You’ll probably remember the last time you had the flu, but what about that time you had measles – or was it chicken pox? Your blood knows: it keeps a record of every virus you’ve ever been infected with. A tiny drop of the stuff can now be tested to reveal a person’s viral history.
For decades, paleontologists’ only fossil link between birds and dinosaurs was archaeopteryx, a hybrid creature with feathered wings but with the teeth and long bony tail of a dinosaur. These animals appeared to have acquired their birdlike features – feathers, wings and flight – in just 10 million years, a mere flash in evolutionary time. “Archaeopteryx seemed to emerge fully fledged with the characteristics of modern birds,” said Michael Benton, a paleontologist at the University of Bristol in England.
In twenty trillion years, give or take, once the final generation of stars, possibly red dwarfs, have expended the last of their energy, and shine no more, the universe will become a dark, freezing, entity. So will intelligent life, of some, maybe transhuman sort, continue to exist?

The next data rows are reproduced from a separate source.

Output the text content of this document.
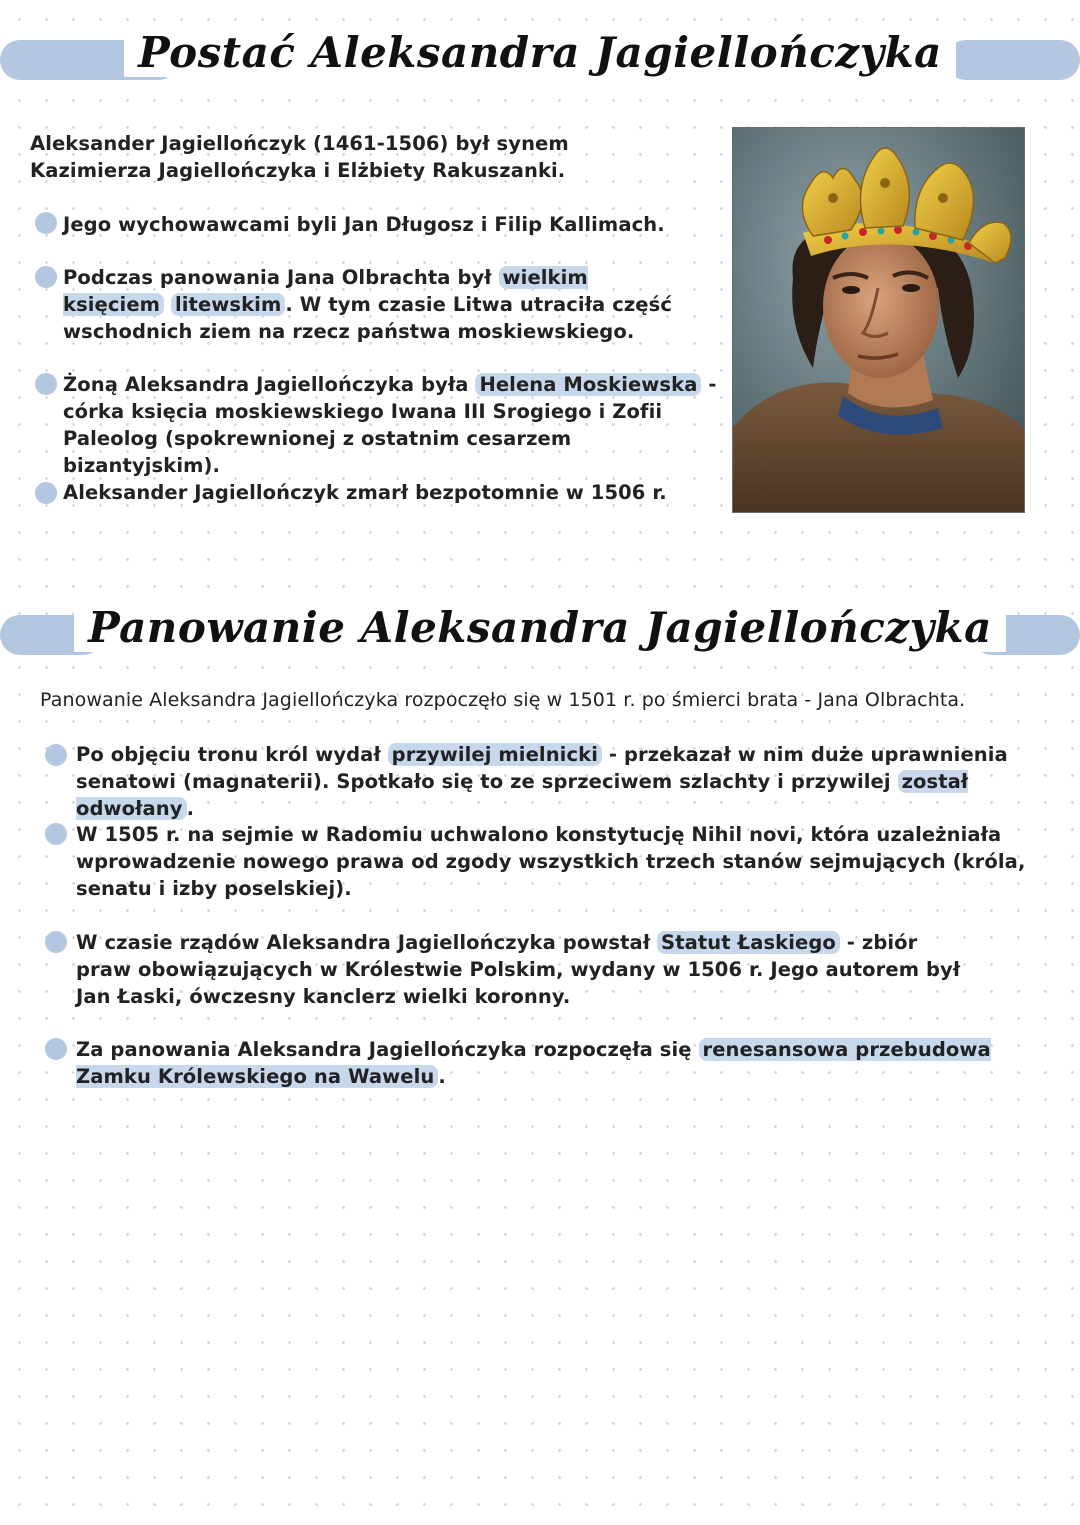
Postać Aleksandra Jagiellończyka
Aleksander Jagiellończyk (1461-1506) był synem Kazimierza Jagiellończyka i Elżbiety Rakuszanki.
Jego wychowawcami byli Jan Długosz i Filip Kallimach.
Podczas panowania Jana Olbrachta był wielkim księciem litewskim . W tym czasie Litwa utraciła część wschodnich ziem na rzecz państwa moskiewskiego.
Żoną Aleksandra Jagiellończyka była Helena Moskiewska - córka księcia moskiewskiego Iwana III Srogiego i Zofii Paleolog (spokrewnionej z ostatnim cesarzem bizantyjskim).
Aleksander Jagiellończyk zmarł bezpotomnie w 1506 r.
Panowanie Aleksandra Jagiellończyka
Panowanie Aleksandra Jagiellończyka rozpoczęło się w 1501 r. po śmierci brata - Jana Olbrachta.
Po objęciu tronu król wydał przywilej mielnicki - przekazał w nim duże uprawnienia senatowi (magnaterii). Spotkało się to ze sprzeciwem szlachty i przywilej został odwołany .
W 1505 r. na sejmie w Radomiu uchwalono konstytucję Nihil novi, która uzależniała wprowadzenie nowego prawa od zgody wszystkich trzech stanów sejmujących (króla, senatu i izby poselskiej).
W czasie rządów Aleksandra Jagiellończyka powstał Statut Łaskiego - zbiór praw obowiązujących w Królestwie Polskim, wydany w 1506 r. Jego autorem był Jan Łaski, ówczesny kanclerz wielki koronny.
Za panowania Aleksandra Jagiellończyka rozpoczęła się renesansowa przebudowa Zamku Królewskiego na Wawelu .
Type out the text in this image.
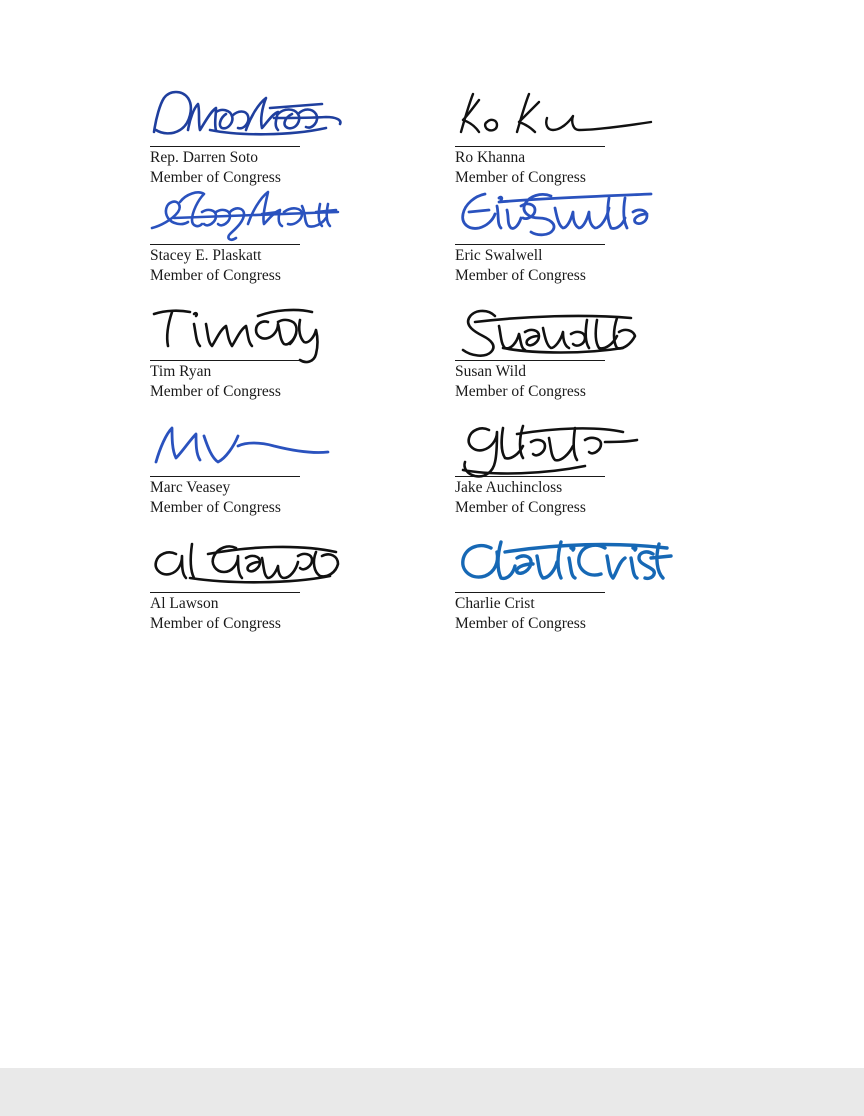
Rep. Darren Soto
Member of Congress
Ro Khanna
Member of Congress
Stacey E. Plaskatt
Member of Congress
Eric Swalwell
Member of Congress
Tim Ryan
Member of Congress
Susan Wild
Member of Congress
Marc Veasey
Member of Congress
Jake Auchincloss
Member of Congress
Al Lawson
Member of Congress
Charlie Crist
Member of Congress
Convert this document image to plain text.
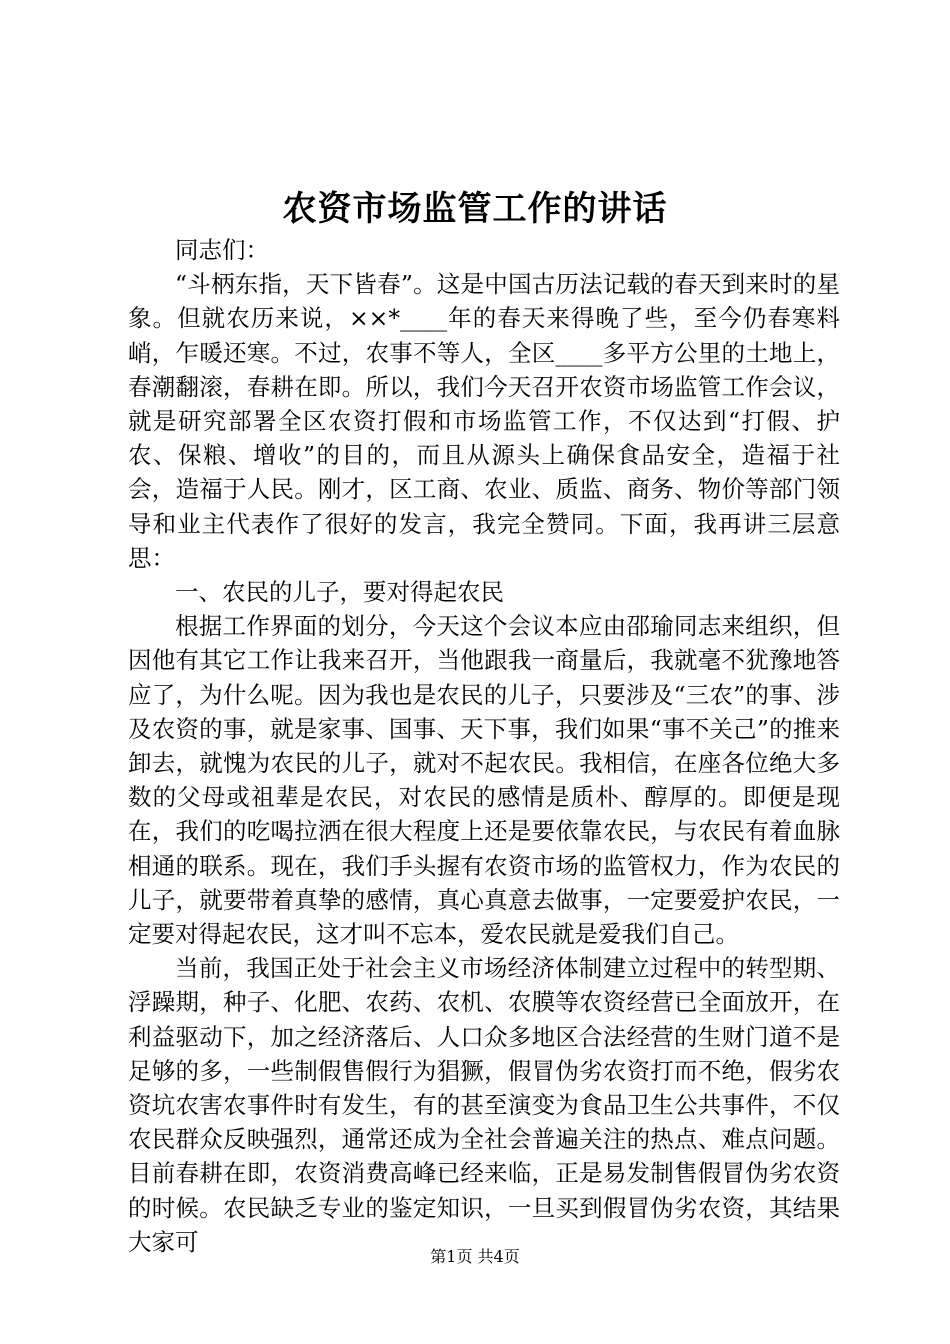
农资市场监管工作的讲话

同志们：

“斗柄东指，天下皆春”。这是中国古历法记载的春天到来时的星象。但就农历来说，××*____年的春天来得晚了些，至今仍春寒料峭，乍暖还寒。不过，农事不等人，全区____多平方公里的土地上，春潮翻滚，春耕在即。所以，我们今天召开农资市场监管工作会议，就是研究部署全区农资打假和市场监管工作，不仅达到“打假、护农、保粮、增收”的目的，而且从源头上确保食品安全，造福于社会，造福于人民。刚才，区工商、农业、质监、商务、物价等部门领导和业主代表作了很好的发言，我完全赞同。下面，我再讲三层意思：

一、农民的儿子，要对得起农民

根据工作界面的划分，今天这个会议本应由邵瑜同志来组织，但因他有其它工作让我来召开，当他跟我一商量后，我就毫不犹豫地答应了，为什么呢。因为我也是农民的儿子，只要涉及“三农”的事、涉及农资的事，就是家事、国事、天下事，我们如果“事不关己”的推来卸去，就愧为农民的儿子，就对不起农民。我相信，在座各位绝大多数的父母或祖辈是农民，对农民的感情是质朴、醇厚的。即便是现在，我们的吃喝拉洒在很大程度上还是要依靠农民，与农民有着血脉相通的联系。现在，我们手头握有农资市场的监管权力，作为农民的儿子，就要带着真挚的感情，真心真意去做事，一定要爱护农民，一定要对得起农民，这才叫不忘本，爱农民就是爱我们自己。

当前，我国正处于社会主义市场经济体制建立过程中的转型期、浮躁期，种子、化肥、农药、农机、农膜等农资经营已全面放开，在利益驱动下，加之经济落后、人口众多地区合法经营的生财门道不是足够的多，一些制假售假行为猖獗，假冒伪劣农资打而不绝，假劣农资坑农害农事件时有发生，有的甚至演变为食品卫生公共事件，不仅农民群众反映强烈，通常还成为全社会普遍关注的热点、难点问题。目前春耕在即，农资消费高峰已经来临，正是易发制售假冒伪劣农资的时候。农民缺乏专业的鉴定知识，一旦买到假冒伪劣农资，其结果大家可

第1页 共4页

As the universe continued to cool, our AI descendants would need to take action. Unlike Asimov, Dyson does not suggest a mechanism for reversing the growth of entropy. Rather, he imagines a gradual slowing down of thinking processes. Only necessary thoughts would transpire and these would happen at an increasingly snail-like pace. Between thoughts, the AI devices would hibernate to conserve vital, usable energy. By spacing out thoughts more and more, Dyson argues, intelligent existence could persist almost indefinitely, although the number of total thoughts would still be finite.
That’s good to know. In the meantime though, let’s turn our attention to other current, and more pressing, matters.
I didn’t know that there was a branch of mathematics dedicated to the study of queuing, but there you have it. And if you so desire, you can read a little more about what is sometimes referred to as queuing theory.
To cut to the chase though, if confronted with a number of longer lines, which might be the best one to queue in? It’s possible that it may be the one to the left of the others. Understand however that your mileage may vary:
When faced with two choices – a line to the left or a line to the right, some people believe that the left-hand route will be faster. That’s because approximately 90% of the population is right-handed, and so they tend to naturally head to the right. This may be an old wives’ tale, but if you’re at a theme park with long lines, heading left is worth a try.
A bicycle that moves left when when you turn the handle bars to the right. That’s certainly not your usual, run-of-the-mill, pedal powered device. So how much difficulty might you have riding a bike that operates thus?
It looks like it might pose quite the challenge, given riding a conventional bicycle is far more demanding than we realise, in fact our brain is required to formulate an algorithm to deal with the task…
The algorithm associated with riding a bike in a person’s brain is extremely complicated. Downwards force on the pedal, leaning your whole body, pulling and pushing the handle-bar, gyroscopic procession in the wheels; every single force is a part of this algorithm. And if you change any one part, it affects the entire control system.